To bleed the heating system properly, all that's required are the aforementioned tools and the following 7 short steps. Once you have all the tools ready, you can start: 

  1. If you are the homeowner, you should turn the circulation pump off if possible. 
  2. Now wait approx. 30 to 60 minutes so that all the air bubbles can collect in the radiators.
  3. Before starting the actual bleeding process, first turn the radiators on to their highest level. 
  4. Place the rag under the radiator so that it will catch any water that leaks from the air vent valve. Alternatively, you can wrap the rag directly around the valve.
  5. Now insert the key and hold the container under the air vent valve. Slowly open the radiator valve with the key, but do not open it fully. It usually takes half a turn or less before you hear it hissing. Caution: the escaping air may be hot so keep a safe distance.
  6. When the hissing becomes quieter and finally stops, water will start leaking out. The radiator is now bled and you can close the air vent valve. This should be done quickly, otherwise too much water will leak out.
  7. If you shut off the circulation pump, don’t forget to turn it back on. Also check whether the water pressure in the heating circuit is still adequate.

Please note: you may need to carry out the bleed process more than once.


Bleeding the heating system in a rented apartment

As a tenant, you usually have the problem of no access to the boiler room. However, you do not have to turn off the circulation pump to successfully bleed the heating system. Simply proceed to bleed the radiators as described above, finishing with the radiator that is furthest away from the heat generator. 
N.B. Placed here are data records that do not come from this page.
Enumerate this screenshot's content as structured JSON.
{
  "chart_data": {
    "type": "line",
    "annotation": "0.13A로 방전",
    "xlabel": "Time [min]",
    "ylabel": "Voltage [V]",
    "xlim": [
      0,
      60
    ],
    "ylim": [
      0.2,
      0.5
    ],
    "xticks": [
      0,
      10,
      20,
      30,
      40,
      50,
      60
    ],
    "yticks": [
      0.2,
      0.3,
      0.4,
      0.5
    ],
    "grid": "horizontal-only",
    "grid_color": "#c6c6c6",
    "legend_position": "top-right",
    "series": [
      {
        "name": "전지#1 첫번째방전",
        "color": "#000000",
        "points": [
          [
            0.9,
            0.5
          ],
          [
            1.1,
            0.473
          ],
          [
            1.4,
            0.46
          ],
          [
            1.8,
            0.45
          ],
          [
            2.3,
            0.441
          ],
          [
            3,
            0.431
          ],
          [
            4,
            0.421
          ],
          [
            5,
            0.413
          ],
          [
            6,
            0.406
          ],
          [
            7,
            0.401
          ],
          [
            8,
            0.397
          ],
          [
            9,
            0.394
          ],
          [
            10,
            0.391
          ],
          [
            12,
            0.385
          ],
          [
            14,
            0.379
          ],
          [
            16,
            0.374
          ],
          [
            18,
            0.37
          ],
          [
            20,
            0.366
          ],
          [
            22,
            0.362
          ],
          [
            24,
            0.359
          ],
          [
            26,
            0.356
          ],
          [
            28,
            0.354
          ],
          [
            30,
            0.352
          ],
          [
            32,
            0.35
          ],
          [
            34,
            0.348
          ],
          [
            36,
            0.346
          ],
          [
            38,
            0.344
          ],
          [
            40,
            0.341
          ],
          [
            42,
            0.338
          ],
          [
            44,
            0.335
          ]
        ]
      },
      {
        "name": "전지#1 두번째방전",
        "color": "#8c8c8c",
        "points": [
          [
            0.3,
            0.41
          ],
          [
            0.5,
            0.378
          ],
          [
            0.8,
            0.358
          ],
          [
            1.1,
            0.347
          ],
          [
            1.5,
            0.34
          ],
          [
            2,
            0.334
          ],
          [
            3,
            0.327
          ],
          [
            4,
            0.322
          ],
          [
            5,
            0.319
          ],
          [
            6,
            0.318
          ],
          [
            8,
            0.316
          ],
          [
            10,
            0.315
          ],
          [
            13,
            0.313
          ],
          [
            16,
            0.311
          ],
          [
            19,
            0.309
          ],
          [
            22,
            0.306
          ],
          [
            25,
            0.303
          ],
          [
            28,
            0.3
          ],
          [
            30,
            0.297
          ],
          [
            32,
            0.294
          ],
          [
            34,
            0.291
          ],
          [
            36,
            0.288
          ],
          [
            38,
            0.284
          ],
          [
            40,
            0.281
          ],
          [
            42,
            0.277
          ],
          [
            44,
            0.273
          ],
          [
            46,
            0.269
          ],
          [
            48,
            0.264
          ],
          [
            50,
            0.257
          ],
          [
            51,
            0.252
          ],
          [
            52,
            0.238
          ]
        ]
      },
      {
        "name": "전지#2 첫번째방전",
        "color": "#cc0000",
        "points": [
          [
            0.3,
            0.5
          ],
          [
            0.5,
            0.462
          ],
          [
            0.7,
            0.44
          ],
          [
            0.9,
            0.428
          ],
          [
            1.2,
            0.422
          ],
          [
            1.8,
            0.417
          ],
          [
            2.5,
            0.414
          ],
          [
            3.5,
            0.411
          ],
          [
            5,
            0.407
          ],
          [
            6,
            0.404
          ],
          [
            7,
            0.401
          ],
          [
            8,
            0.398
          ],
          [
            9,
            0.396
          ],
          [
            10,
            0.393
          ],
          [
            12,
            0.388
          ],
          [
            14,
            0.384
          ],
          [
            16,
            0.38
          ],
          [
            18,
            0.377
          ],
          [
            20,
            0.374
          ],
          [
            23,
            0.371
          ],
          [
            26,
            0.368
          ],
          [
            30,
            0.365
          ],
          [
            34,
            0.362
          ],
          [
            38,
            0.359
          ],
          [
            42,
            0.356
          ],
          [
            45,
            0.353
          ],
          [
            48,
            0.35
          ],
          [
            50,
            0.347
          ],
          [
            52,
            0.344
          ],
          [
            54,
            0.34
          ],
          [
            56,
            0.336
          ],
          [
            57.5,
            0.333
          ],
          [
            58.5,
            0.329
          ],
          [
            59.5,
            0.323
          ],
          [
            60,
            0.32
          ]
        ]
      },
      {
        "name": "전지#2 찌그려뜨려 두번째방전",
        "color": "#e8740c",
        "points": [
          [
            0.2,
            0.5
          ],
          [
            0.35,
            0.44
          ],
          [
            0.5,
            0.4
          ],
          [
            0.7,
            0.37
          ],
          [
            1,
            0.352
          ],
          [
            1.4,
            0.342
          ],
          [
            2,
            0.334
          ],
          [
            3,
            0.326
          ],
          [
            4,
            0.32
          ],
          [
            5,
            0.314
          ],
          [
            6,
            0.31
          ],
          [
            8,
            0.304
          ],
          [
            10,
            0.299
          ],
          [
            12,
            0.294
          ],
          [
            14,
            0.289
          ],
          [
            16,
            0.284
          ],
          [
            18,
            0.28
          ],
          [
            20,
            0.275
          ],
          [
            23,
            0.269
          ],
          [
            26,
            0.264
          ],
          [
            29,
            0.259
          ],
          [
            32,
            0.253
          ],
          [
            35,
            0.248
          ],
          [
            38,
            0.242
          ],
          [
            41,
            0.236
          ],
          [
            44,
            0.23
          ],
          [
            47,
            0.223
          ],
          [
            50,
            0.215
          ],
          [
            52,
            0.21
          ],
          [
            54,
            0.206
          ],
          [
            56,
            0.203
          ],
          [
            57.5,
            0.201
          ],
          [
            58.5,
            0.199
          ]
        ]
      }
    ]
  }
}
Important: as a tenant, you are entitled to bleed the heating system. However, any further heating system maintenance measures are the responsibility of the landlord or the property management company. If the heat is not distributed properly even after bleeding, first contact the landlord who will then enlist the services of a heating engineer. 

Follow-up work after bleeding the system

Even if you have been able to bleed the heating system successfully, there are still a few things you need to consider afterwards. One particularly important task is to check the water or system pressure. When you bleed the heating system, some water is always lost. If it is a substantial amount, the water pressure in the heating system may drop. This can be seen on the pressure gauge. You may then need to top up the heating water. It's also worth doing a follow-up check. The heating system should be run for at least one hour after bleeding. The radiator furthest away from the boiler must then be checked again. If no more air escapes here, you have successfully bled your heating. 

Important: if problems continue to occur even though bleeding was successful, please contact a Viessmann partner who can inspect the system more closely on site. 


Does the heating system remain cold even after bleeding?

Sometimes the heating system remains cold or only gets half warm, even though it has been bled successfully. This may happen due to a variety of causes and is best determined for each individual case by an expert on site. For example, hydronic balancing may be necessary or the thermostatic valve may be stuck. It's also possible that other settings may need to be performed on the heating control unit.